For the third graph, we used a high similarity threshold (cosine similarity > 0.99), resulting in connected components of sizes [514, 468, 7, 5]. The largest connected component, with 514 nodes, predominantly includes cities with stable climates (475 nodes labeled as stable) and a smaller portion with unstable climates (39 nodes labeled as unstable). The second-largest component, containing 468 nodes, primarily consists of cities with unstable climates (451 nodes labeled as unstable) and a few with stable climates (17 nodes labeled as stable). These findings indicate that cities within the same climate category (stable or unstable) exhibit higher similarity, leading to larger connected components, whereas similarities across different climate categories are less pronounced.

Table 4. Cities in the Third Connected Component (7 Nodes) Post Sample Image

In the smaller connected components, city graphs represent areas on the border between stable and unstable climates. The cities in these smaller components illustrate the variability and complexity of climatic relationships, showing a blend of stable and unstable climatic conditions. This underscores the nuanced and intricate climatic patterns that exist at the boundaries between different climate categories.

Table 5. Cities in the Fourth Connected Component (5 Nodes) Post Sample Image

In Conclusion

In this study, we explored how pre-final vectors from GNN models can be applied in GNN Graph Classification. We showed that linear algebra is vital in transforming various data types into uniform vector formats that deep learning models can effectively use.

Our research demonstrated how GNN Graph Classification models capture complex graph structures through advanced linear algebra techniques. By embedding entire 'small graphs' from these models, we opened up new possibilities for analyzing and clustering small graphs, finding nearest neighbors, and creating meta-graphs.

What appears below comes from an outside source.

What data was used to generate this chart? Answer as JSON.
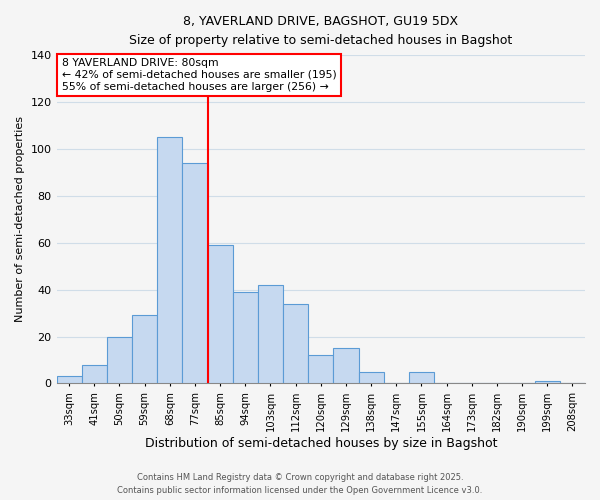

The results suggest that combining linear algebra with GNNs enhances the models' efficiency and scalability, making them useful in many fields. By capturing and analyzing embedded graphs from GNN Graph Classification models, we can significantly improve data analysis and predictive abilities, advancing artificial intelligence and its many applications.